Lana Del Rey faz de si mesma seu mais profundo objeto de estudo, fora de sua típica plasticidade estética
Em 2021, Lana Del Rey entregou dois álbuns de estúdio. O primeiro, Chemtrails Over The Country Club, lançado em março, trouxe uma mudança de gênero musical profunda na carreira da artista. Com fortes inspirações do som folk/country, del Rey apresentou um início do que viria a ser estudado com mais profundidade e sabedoria agora com Blue Banisters.
Quando Lana anunciou seu segundo álbum para 2021, as expectativas foram abaladas pelo histórico recorrente de adiamento dos lançamentos da cantora. Blue Banisters teve algumas diferentes datas para o verão estadunidense, mas acabou encontrando no outono seu grandioso lançamento. Uma temporada que está marcada para muitas entregas aguardadas pelo público. Blue Banisters é com certeza um dos pontos altos desse período.
Blue Banisters apresenta um novo lado de Lana del Rey que nunca vimos
Com Text Book, um dos singles promocionais do álbum, é possível compreender bem qual o propósito deste lançamento para Lana: uma oportunidade de revelar sua própria história ao mundo, como ela quer que seja contada, a sua visão e vivência sem desculpas ou mentiras. Em seu antecessor, Chemtrails, Del Rey deu um início a este processo de rompimento com o passado em que sua persona tomava mais conta do trabalho. Canções como White Dress trouxeram nova luz à forma como Lana se apresenta para o público. Não mais uma garota que faz da tristeza sua fonte de beleza e inescapável fim, mas sim uma mulher que viu tal garota evoluir e fazer as pazes com seus sentimentos, mesmo que eles ainda a atormentam.
Em Blue Banisters, Lana Del Rey traz de volta antigos colaboradores na produção de um som menos plastificado. São baladas de piano que servem de trilha para as histórias narradas pela voz delicada de Lana. Já não encontramos mais tanto a presença de seu grave sensual e dramático nas faixas deste álbum, o momento é um de sinceridade. Aqui estou, assim eu canto, assim eu sou, ela parece dizer.
Com canções que retratam o período atual, assim com foi feito no álbum de 2019, Norman Fucking Rockwell, onde Lana canta sobre os incêndios da Califórnia e a corrida presidencial, anunciando o fim do mundo, em The greatest, aqui, com Black Bathing Suit, a artista detalha recortes da cena de sua quarentena. O apego deste álbum à realidade é uma fuga das típicas referências ao passado na discografia de Del Rey.
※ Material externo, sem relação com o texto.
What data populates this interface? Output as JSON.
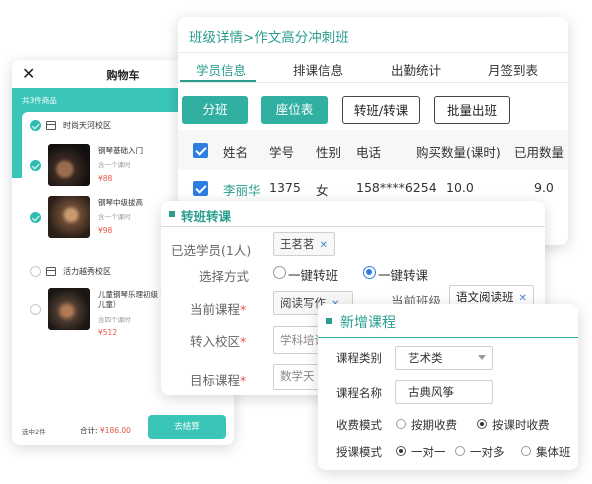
{
  "cart": {
    "title": "购物车",
    "count_label": "共3件商品",
    "stores": [
      {
        "name": "时尚天河校区",
        "checked": true,
        "items": [
          {
            "name": "钢琴基础入门",
            "sub": "含一个课时",
            "price": "¥88",
            "checked": true
          },
          {
            "name": "钢琴中级拔高",
            "sub": "含一个课时",
            "price": "¥98",
            "checked": true
          }
        ]
      },
      {
        "name": "活力越秀校区",
        "checked": false,
        "items": [
          {
            "name": "儿童钢琴乐理初级 —12岁儿童）",
            "sub": "含四个课时",
            "price": "¥512",
            "checked": false
          }
        ]
      }
    ],
    "footer": {
      "selected": "选中2件",
      "total_label": "合计:",
      "total_value": "¥186.00",
      "pay_button": "去结算"
    }
  },
  "class_detail": {
    "title": "班级详情>作文高分冲刺班",
    "tabs": [
      "学员信息",
      "排课信息",
      "出勤统计",
      "月签到表"
    ],
    "active_tab": 0,
    "buttons": [
      "分班",
      "座位表",
      "转班/转课",
      "批量出班"
    ],
    "table": {
      "headers": [
        "姓名",
        "学号",
        "性别",
        "电话",
        "购买数量(课时)",
        "已用数量"
      ],
      "rows": [
        [
          "李丽华",
          "1375",
          "女",
          "158****6254",
          "10.0",
          "9.0"
        ]
      ]
    }
  },
  "transfer": {
    "title": "转班转课",
    "selected_label": "已选学员(1人)",
    "selected_student": "王茗茗",
    "method_label": "选择方式",
    "method_options": [
      "一键转班",
      "一键转课"
    ],
    "method_selected": 1,
    "current_course_label": "当前课程",
    "current_course": "阅读写作",
    "current_class_label": "当前班级",
    "current_class": "语文阅读班",
    "target_campus_label": "转入校区",
    "target_campus": "学科培训",
    "target_course_label": "目标课程",
    "target_course": "数学天"
  },
  "new_course": {
    "title": "新增课程",
    "category_label": "课程类别",
    "category_value": "艺术类",
    "name_label": "课程名称",
    "name_value": "古典风筝",
    "fee_label": "收费模式",
    "fee_options": [
      "按期收费",
      "按课时收费"
    ],
    "fee_selected": 1,
    "teach_label": "授课模式",
    "teach_options": [
      "一对一",
      "一对多",
      "集体班"
    ],
    "teach_selected": 0
  },
  "colors": {
    "accent": "#2a9d8f",
    "cart_band": "#39c5b8",
    "price": "#e65a4a",
    "checkbox": "#2e7de0"
  }
}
É também em Black Bathing Suit, com uma produção mais experimental e crua, que a sonoridade do álbum lembra o aclamado Fetch the Bolt Cutters de Fiona Apple. Um álbum que foi aclamado por críticos e eleito como um dos melhores de 2020, que foi, porém, ignorado pelo Grammy. Este é um paralelo interessante de se traçar. Lana, diferente de Fiona Apple, não tem seu Grammy e, ainda assim, sua influência para a indústria musical é inegável.
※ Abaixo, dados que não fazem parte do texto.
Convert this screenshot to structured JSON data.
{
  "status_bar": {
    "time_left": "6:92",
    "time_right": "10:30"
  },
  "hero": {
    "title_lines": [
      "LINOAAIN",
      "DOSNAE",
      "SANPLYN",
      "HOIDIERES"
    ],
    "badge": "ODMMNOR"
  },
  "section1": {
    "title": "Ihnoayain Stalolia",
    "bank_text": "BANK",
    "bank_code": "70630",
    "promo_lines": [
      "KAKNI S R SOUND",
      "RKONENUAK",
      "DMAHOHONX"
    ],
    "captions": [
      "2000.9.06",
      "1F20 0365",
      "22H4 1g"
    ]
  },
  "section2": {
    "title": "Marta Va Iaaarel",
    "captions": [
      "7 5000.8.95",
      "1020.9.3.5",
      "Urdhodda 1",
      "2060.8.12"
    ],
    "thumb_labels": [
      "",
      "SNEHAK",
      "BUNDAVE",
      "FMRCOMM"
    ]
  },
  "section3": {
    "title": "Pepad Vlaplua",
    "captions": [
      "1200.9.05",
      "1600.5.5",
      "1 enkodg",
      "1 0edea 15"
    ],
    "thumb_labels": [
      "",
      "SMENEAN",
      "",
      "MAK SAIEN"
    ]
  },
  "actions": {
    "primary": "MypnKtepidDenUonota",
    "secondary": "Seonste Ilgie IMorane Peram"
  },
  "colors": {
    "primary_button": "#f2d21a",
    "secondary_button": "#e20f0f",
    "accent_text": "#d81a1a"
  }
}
Sua última indicação foi para Norman Fucking Rockwell, álbum que foi colocado no topo das listas mais prestigiadas sobre música do ano de 2019. Deste momento em diante, Lana parece ter se desprendido completamente da jornada que a indústria tenta impor na maioria dos artistas e começado a escrever e lançar suas canções apenas pelo prazer e oportunidade de se fazer vista como realmente é.
As construções das letras de Blue Banisters não têm um tempo típico de músicas pop. Lana dança entre os versos e refrões criando momentos individuais para cada um deles. Neste sentido, a produção mais limpa de piano é essencial para um bom funcionamento do álbum como um todo. Ainda assim, isso não quer dizer que os demais instrumentos não encontram seu brilho. A mudança de tempo no refrão de Black Bathing Suit traz memórias da emblemática West Coast, conhecida por sua passagem incrivelmente sensual e etérea.
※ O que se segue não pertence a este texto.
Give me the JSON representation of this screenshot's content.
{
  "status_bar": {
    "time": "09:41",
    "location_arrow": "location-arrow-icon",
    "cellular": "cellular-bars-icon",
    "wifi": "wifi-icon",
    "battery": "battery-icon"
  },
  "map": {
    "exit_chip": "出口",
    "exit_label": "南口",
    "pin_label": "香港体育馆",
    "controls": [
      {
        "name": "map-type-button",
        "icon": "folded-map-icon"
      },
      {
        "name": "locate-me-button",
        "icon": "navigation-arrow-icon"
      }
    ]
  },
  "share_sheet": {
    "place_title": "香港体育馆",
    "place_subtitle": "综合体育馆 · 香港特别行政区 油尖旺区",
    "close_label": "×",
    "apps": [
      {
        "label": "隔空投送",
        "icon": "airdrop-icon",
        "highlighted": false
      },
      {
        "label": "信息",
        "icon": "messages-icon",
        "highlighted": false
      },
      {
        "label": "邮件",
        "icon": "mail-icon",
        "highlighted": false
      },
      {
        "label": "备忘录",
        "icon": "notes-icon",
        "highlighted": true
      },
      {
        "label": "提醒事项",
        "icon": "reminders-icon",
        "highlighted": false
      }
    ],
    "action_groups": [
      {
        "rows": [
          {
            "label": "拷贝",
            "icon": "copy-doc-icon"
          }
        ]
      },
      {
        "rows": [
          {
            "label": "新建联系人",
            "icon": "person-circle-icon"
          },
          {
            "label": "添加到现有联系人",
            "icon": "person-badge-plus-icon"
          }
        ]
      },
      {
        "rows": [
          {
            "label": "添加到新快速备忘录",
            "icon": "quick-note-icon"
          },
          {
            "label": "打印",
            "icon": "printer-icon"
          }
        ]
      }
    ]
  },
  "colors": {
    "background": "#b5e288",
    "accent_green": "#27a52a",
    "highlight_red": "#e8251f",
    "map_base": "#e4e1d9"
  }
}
A finalização de If You Lie Down With Me evoca um instrumental dançante de jazz com sentimento de anos quarenta e, então, temos o rock visceral de Dealer. A colaboração com Miles Kane transporta o ouvinte para um cenário de estrelas do rock setentista onde Lana expõe, não pela primeira vez, seus vocais potentes. A faixa é um momento gritante de libertação da raiva e frustração. Vale mencionar Living Legend como uma das declarações mais intoxicadas de paixão que Lana lança desde California, com uma finalização onde sua voz é transformada em um choro de guitarra. Sua súplica mais feroz para entender como pode o amor manchar alguém de tal forma enquanto grita “why, why, why, why, why, why, why ,why?”.
Para compor Blue Banisters, del Rey recorreu também a seus projetos antigos e engavetados, como as faixas Thunder e Cherry Blossom, que já eram conhecidas por seus fãs que acompanham materiais vazados, mas que foram entregues com uma nova roupagem para encapsular o sentimento do álbum. A nova Thunder traz os violinos cinematográficos característicos da cantora, mostrando que se livrar do peso estético de seus trabalhos antigos não significa deixar de lado seus gostos próprios. O apreço de Del Rey por hip-hop, por exemplo, encontra lugar no interlúdio do álbum que introduz uma batida ao clássico das trilhas do cinema de faroeste The Trio.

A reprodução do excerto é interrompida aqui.